Bill Offers Patriot Act Exemption

By Andrew Albanese & Norman Oder

Measure would protect library and bookstore records from FBI

The Freedom To Read Protection Act, introduced in Congress March 6, would exempt libraries and booksellers from certain provisions of the USA PATRIOT Act. Rep. Bernie Sanders (I-VT), the primary sponsor of the legislation, appeared at a press conference along with representatives of the American Library Association, American Booksellers Foundation for Free Expression, and New England Booksellers Association. There were 23 initial cosponsors.

Previously, government lawyers required “probable cause” of a crime to obtain a search warrant. Now, it must be “relevant” to an investigation – a much lower threshold. A Justice Department spokesman said one reason for the Patriot Act provision was the discovery that some September 11 hijackers had apparently used public library computers to help plan their attacks. Attorney General John Ashcroft has so far resisted reporting to the public any statistics regarding those visits to libraries or bookstores.

Libraries take action

About a half-dozen cities nationwide have taken steps to notify library patrons of the USA Patriot Act, according to the American Civil Liberties Union. The Santa Cruz Sentinel, CA, reported that the library will post signs at Santa Cruz Public Library branches and on the system web site to tell people that records of books and other materials borrowed may be obtained by federal agents. The library has not yet received any requests for records. The library board is on record as opposing the Patriot Act.
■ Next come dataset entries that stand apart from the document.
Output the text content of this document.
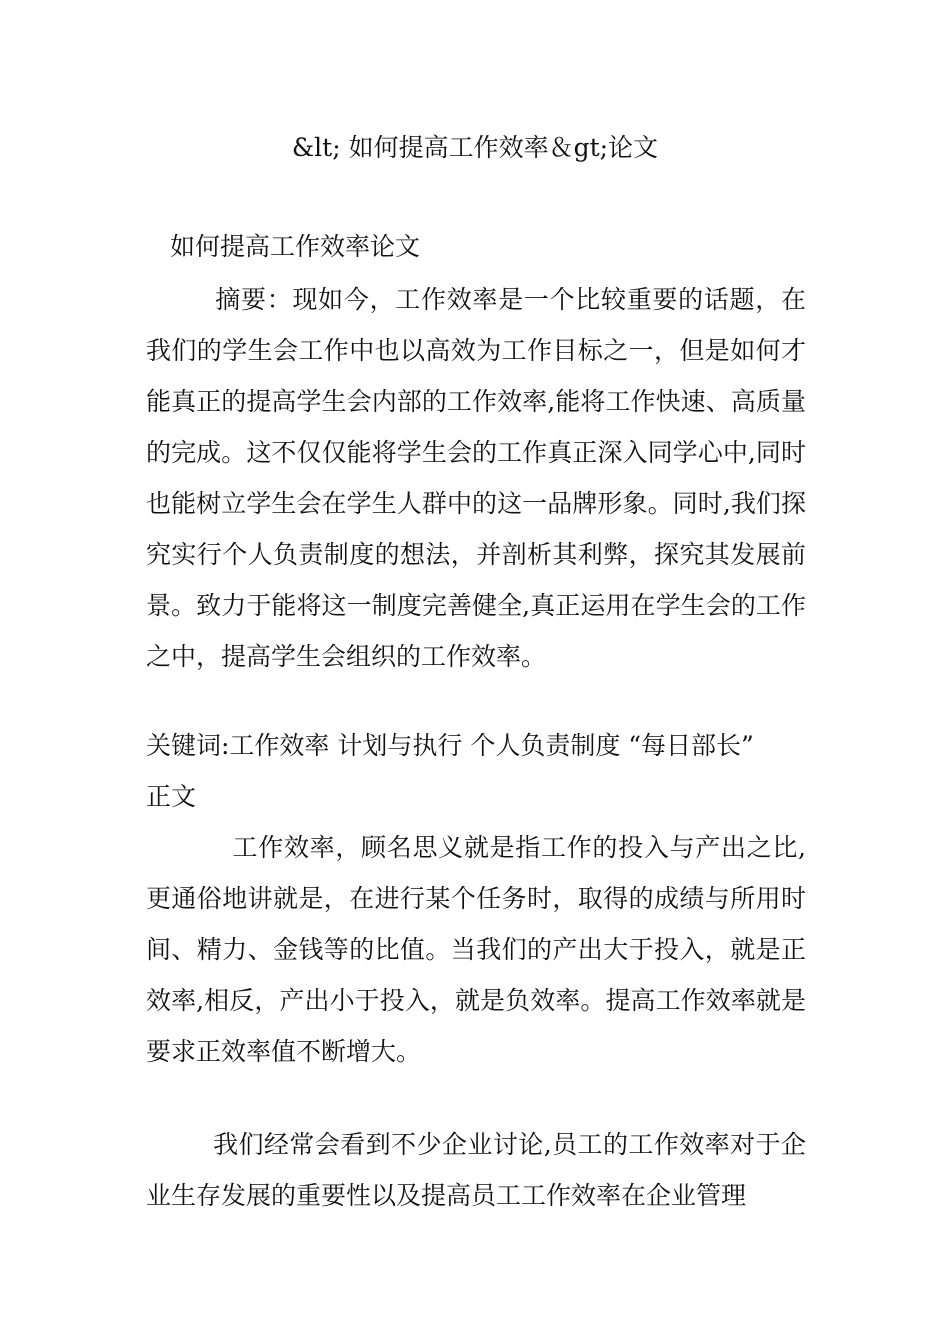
&lt; 如何提高工作效率＆gt;论文

如何提高工作效率论文

摘要：现如今，工作效率是一个比较重要的话题，在我们的学生会工作中也以高效为工作目标之一，但是如何才能真正的提高学生会内部的工作效率,能将工作快速、高质量的完成。这不仅仅能将学生会的工作真正深入同学心中,同时也能树立学生会在学生人群中的这一品牌形象。同时,我们探究实行个人负责制度的想法，并剖析其利弊，探究其发展前景。致力于能将这一制度完善健全,真正运用在学生会的工作之中，提高学生会组织的工作效率。

关键词:工作效率 计划与执行 个人负责制度 “每日部长”

正文

工作效率，顾名思义就是指工作的投入与产出之比,更通俗地讲就是，在进行某个任务时，取得的成绩与所用时间、精力、金钱等的比值。当我们的产出大于投入，就是正效率,相反，产出小于投入，就是负效率。提高工作效率就是要求正效率值不断增大。

我们经常会看到不少企业讨论,员工的工作效率对于企业生存发展的重要性以及提高员工工作效率在企业管理
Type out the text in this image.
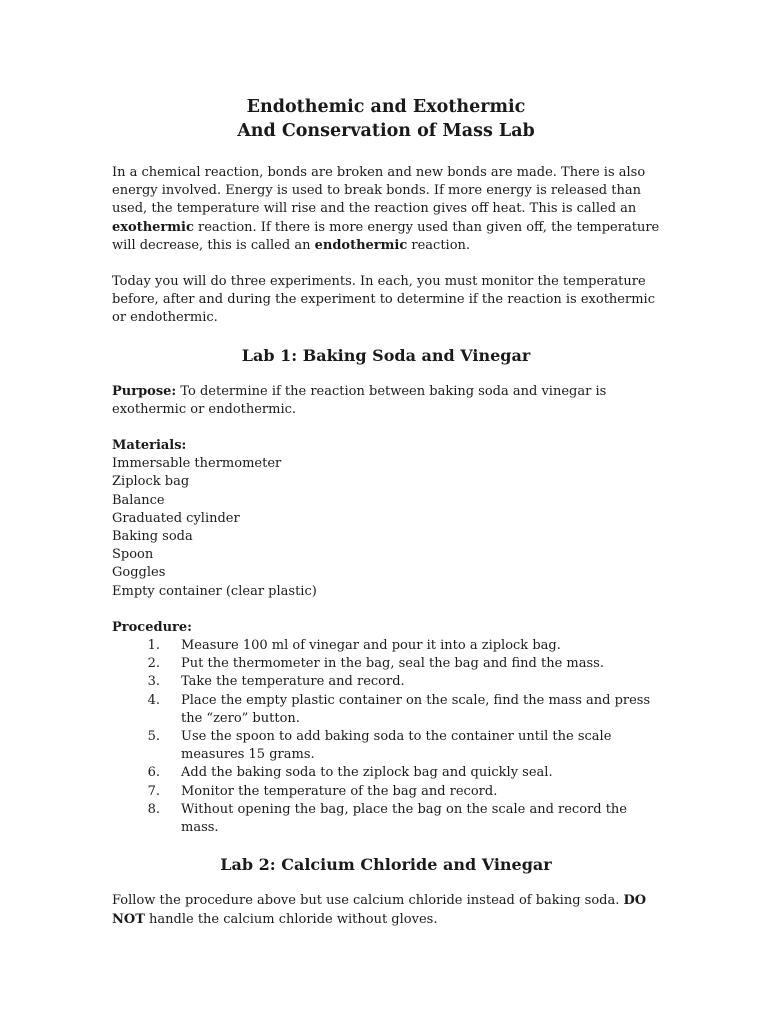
Endothemic and Exothermic
And Conservation of Mass Lab

In a chemical reaction, bonds are broken and new bonds are made. There is also energy involved. Energy is used to break bonds. If more energy is released than used, the temperature will rise and the reaction gives off heat. This is called an exothermic reaction. If there is more energy used than given off, the temperature will decrease, this is called an endothermic reaction.

Today you will do three experiments. In each, you must monitor the temperature before, after and during the experiment to determine if the reaction is exothermic or endothermic.

Lab 1: Baking Soda and Vinegar

Purpose: To determine if the reaction between baking soda and vinegar is exothermic or endothermic.

Materials:

Immersable thermometer
Ziplock bag
Balance
Graduated cylinder
Baking soda
Spoon
Goggles
Empty container (clear plastic)

Procedure:

1.	Measure 100 ml of vinegar and pour it into a ziplock bag.
2.	Put the thermometer in the bag, seal the bag and find the mass.
3.	Take the temperature and record.
4.	Place the empty plastic container on the scale, find the mass and press the “zero” button.
5.	Use the spoon to add baking soda to the container until the scale measures 15 grams.
6.	Add the baking soda to the ziplock bag and quickly seal.
7.	Monitor the temperature of the bag and record.
8.	Without opening the bag, place the bag on the scale and record the mass.
Lab 2: Calcium Chloride and Vinegar

Follow the procedure above but use calcium chloride instead of baking soda. DO NOT handle the calcium chloride without gloves.
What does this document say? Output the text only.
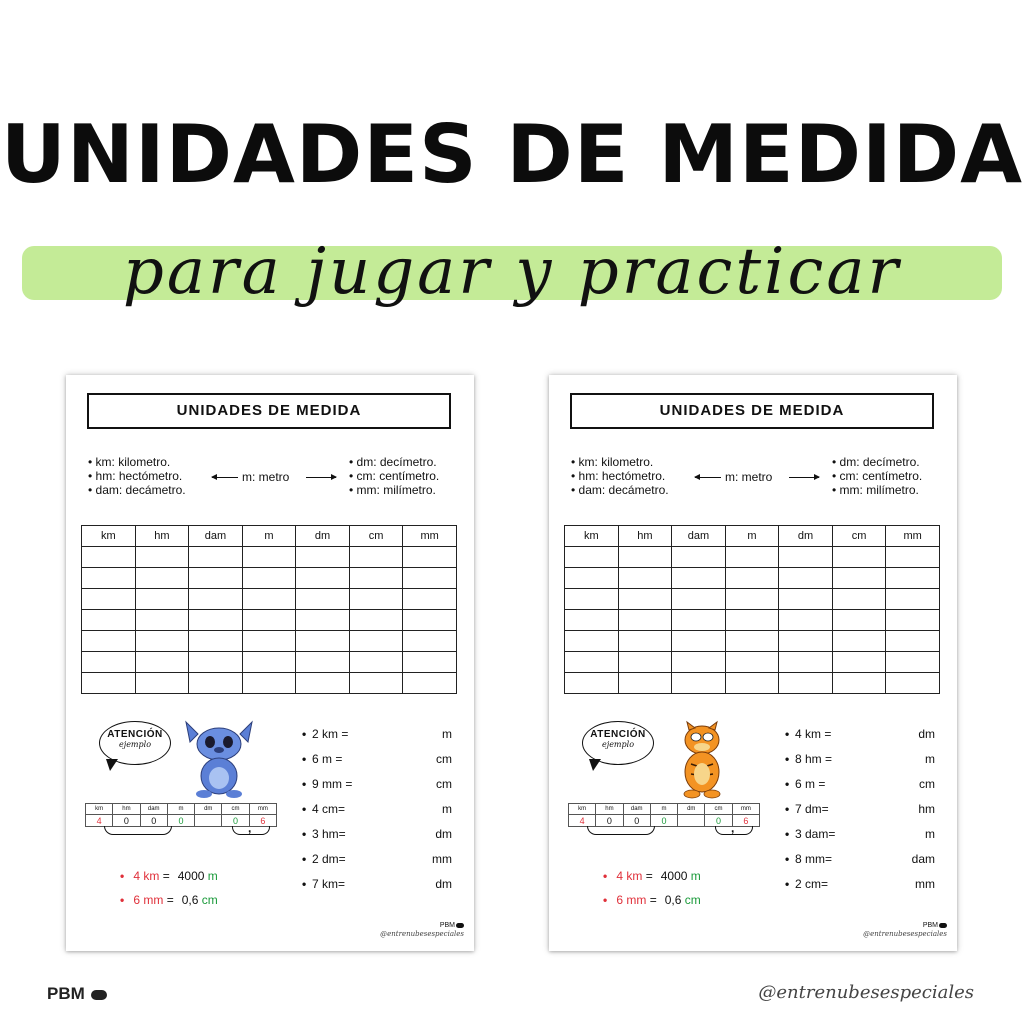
UNIDADES DE MEDIDA
para jugar y practicar
UNIDADES DE MEDIDA
• km: kilometro.
• hm: hectómetro.
• dam: decámetro.
m: metro
• dm: decímetro.
• cm: centímetro.
• mm: milímetro.
km	hm	dam	m	dm	cm	mm

ATENCIÓN
ejemplo
km	hm	dam	m	dm	cm	mm
4	0	0	0		0	6
,
• 4 km = 4000 m
• 6 mm = 0,6 cm
• 2 km =	m
• 6 m =	cm
• 9 mm =	cm
• 4 cm=	m
• 3 hm=	dm
• 2 dm=	mm
• 7 km=	dm
PBM
@entrenubesespeciales
UNIDADES DE MEDIDA
• km: kilometro.
• hm: hectómetro.
• dam: decámetro.
m: metro
• dm: decímetro.
• cm: centímetro.
• mm: milímetro.
km	hm	dam	m	dm	cm	mm

ATENCIÓN
ejemplo
km	hm	dam	m	dm	cm	mm
4	0	0	0		0	6
,
• 4 km = 4000 m
• 6 mm = 0,6 cm
• 4 km =	dm
• 8 hm =	m
• 6 m =	cm
• 7 dm=	hm
• 3 dam=	m
• 8 mm=	dam
• 2 cm=	mm
PBM
@entrenubesespeciales
PBM	@entrenubesespeciales
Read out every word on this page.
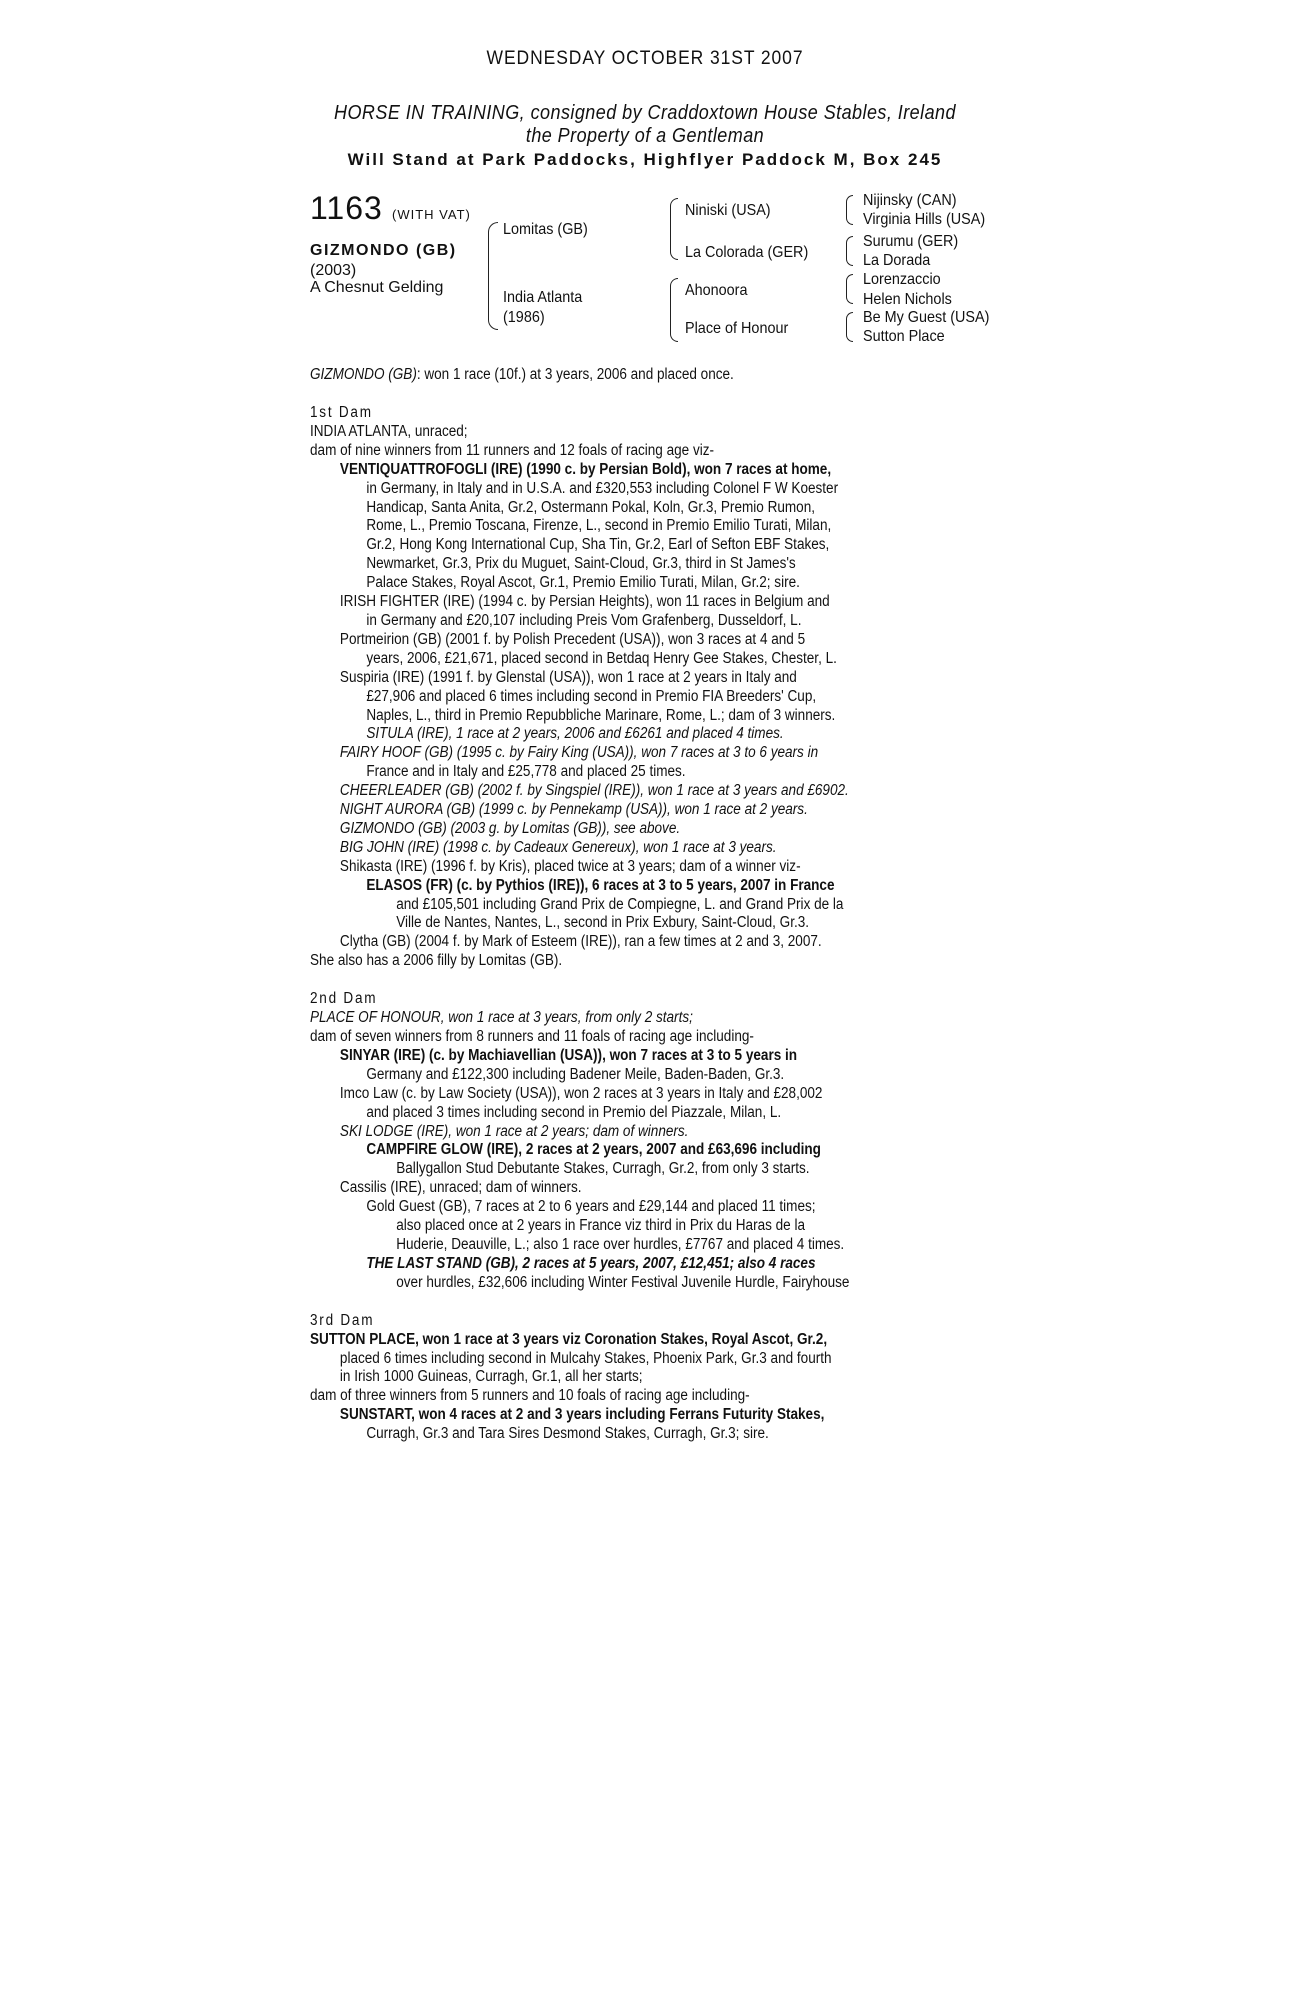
WEDNESDAY OCTOBER 31ST 2007
HORSE IN TRAINING, consigned by Craddoxtown House Stables, Ireland
the Property of a Gentleman
Will Stand at Park Paddocks, Highflyer Paddock M, Box 245
1163 (WITH VAT)
GIZMONDO (GB)
(2003)
A Chesnut Gelding
Lomitas (GB)
India Atlanta
(1986)
Niniski (USA)
La Colorada (GER)
Ahonoora
Place of Honour
Nijinsky (CAN)
Virginia Hills (USA)
Surumu (GER)
La Dorada
Lorenzaccio
Helen Nichols
Be My Guest (USA)
Sutton Place
GIZMONDO (GB): won 1 race (10f.) at 3 years, 2006 and placed once.

1st Dam

INDIA ATLANTA, unraced;

dam of nine winners from 11 runners and 12 foals of racing age viz-

VENTIQUATTROFOGLI (IRE) (1990 c. by Persian Bold), won 7 races at home,

in Germany, in Italy and in U.S.A. and £320,553 including Colonel F W Koester

Handicap, Santa Anita, Gr.2, Ostermann Pokal, Koln, Gr.3, Premio Rumon,

Rome, L., Premio Toscana, Firenze, L., second in Premio Emilio Turati, Milan,

Gr.2, Hong Kong International Cup, Sha Tin, Gr.2, Earl of Sefton EBF Stakes,

Newmarket, Gr.3, Prix du Muguet, Saint-Cloud, Gr.3, third in St James's

Palace Stakes, Royal Ascot, Gr.1, Premio Emilio Turati, Milan, Gr.2; sire.

IRISH FIGHTER (IRE) (1994 c. by Persian Heights), won 11 races in Belgium and

in Germany and £20,107 including Preis Vom Grafenberg, Dusseldorf, L.

Portmeirion (GB) (2001 f. by Polish Precedent (USA)), won 3 races at 4 and 5

years, 2006, £21,671, placed second in Betdaq Henry Gee Stakes, Chester, L.

Suspiria (IRE) (1991 f. by Glenstal (USA)), won 1 race at 2 years in Italy and

£27,906 and placed 6 times including second in Premio FIA Breeders' Cup,

Naples, L., third in Premio Repubbliche Marinare, Rome, L.; dam of 3 winners.

SITULA (IRE), 1 race at 2 years, 2006 and £6261 and placed 4 times.

FAIRY HOOF (GB) (1995 c. by Fairy King (USA)), won 7 races at 3 to 6 years in

France and in Italy and £25,778 and placed 25 times.

CHEERLEADER (GB) (2002 f. by Singspiel (IRE)), won 1 race at 3 years and £6902.

NIGHT AURORA (GB) (1999 c. by Pennekamp (USA)), won 1 race at 2 years.

GIZMONDO (GB) (2003 g. by Lomitas (GB)), see above.

BIG JOHN (IRE) (1998 c. by Cadeaux Genereux), won 1 race at 3 years.

Shikasta (IRE) (1996 f. by Kris), placed twice at 3 years; dam of a winner viz-

ELASOS (FR) (c. by Pythios (IRE)), 6 races at 3 to 5 years, 2007 in France

and £105,501 including Grand Prix de Compiegne, L. and Grand Prix de la

Ville de Nantes, Nantes, L., second in Prix Exbury, Saint-Cloud, Gr.3.

Clytha (GB) (2004 f. by Mark of Esteem (IRE)), ran a few times at 2 and 3, 2007.

She also has a 2006 filly by Lomitas (GB).

2nd Dam

PLACE OF HONOUR, won 1 race at 3 years, from only 2 starts;

dam of seven winners from 8 runners and 11 foals of racing age including-

SINYAR (IRE) (c. by Machiavellian (USA)), won 7 races at 3 to 5 years in

Germany and £122,300 including Badener Meile, Baden-Baden, Gr.3.

Imco Law (c. by Law Society (USA)), won 2 races at 3 years in Italy and £28,002

and placed 3 times including second in Premio del Piazzale, Milan, L.

SKI LODGE (IRE), won 1 race at 2 years; dam of winners.

CAMPFIRE GLOW (IRE), 2 races at 2 years, 2007 and £63,696 including

Ballygallon Stud Debutante Stakes, Curragh, Gr.2, from only 3 starts.

Cassilis (IRE), unraced; dam of winners.

Gold Guest (GB), 7 races at 2 to 6 years and £29,144 and placed 11 times;

also placed once at 2 years in France viz third in Prix du Haras de la

Huderie, Deauville, L.; also 1 race over hurdles, £7767 and placed 4 times.

THE LAST STAND (GB), 2 races at 5 years, 2007, £12,451; also 4 races

over hurdles, £32,606 including Winter Festival Juvenile Hurdle, Fairyhouse

3rd Dam

SUTTON PLACE, won 1 race at 3 years viz Coronation Stakes, Royal Ascot, Gr.2,

placed 6 times including second in Mulcahy Stakes, Phoenix Park, Gr.3 and fourth

in Irish 1000 Guineas, Curragh, Gr.1, all her starts;

dam of three winners from 5 runners and 10 foals of racing age including-

SUNSTART, won 4 races at 2 and 3 years including Ferrans Futurity Stakes,

Curragh, Gr.3 and Tara Sires Desmond Stakes, Curragh, Gr.3; sire.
Meanwhile, the St. Louis Public Library has changed a policy that allowed an FBI agent to acquire patrons’ computer sign-up sheets without a court order. According to the St. Louis Post-Dispatch, the library board has approved a revised policy under which sign-up sheets are deemed private records, available to law enforcement only with a court order. In mid-January, the agent asked for the sign-up sheets, responding to a tip from a library patron who observed “suspicious” behavior by a man of apparent Middle Eastern descent at the computer on December 28. The board was responding to a Post-Dispatcheditorial criticizing its compliance.

According to a recent study by the Library Research Center at the University of Illinois at Urbana-Champaign, about half of librarians questioned by law enforcement have given information voluntarily (see News , LJ 2/15/03, p. 16).

Man detained at NM library

John Balkcom, president of St. John’s College, Santa Fe, NM, held a “town hall meeting” in February to explain to students why a local man using the campus library was taken into custody for allegedly making threatening comments against President Bush in an Internet chat room.

According to local news reports, on February 13, a former New Mexico public defender, Andrew O’Connor, was approached by two Santa Fe city police officers. They then removed him from the college’s Meem Library. He was taken to a local police station where two Secret Service agents from Albuquerque allegedly interrogated him for five hours, releasing him early the following morning. St. John’s spokesperson Laura Mulry said that the president told students that, given the recently upgraded terror threat, he chose to “err on the side of caution” when law enforcement officials decided to target O’Connor. While O’Connor is not a student at St. John’s, the library is open to the public.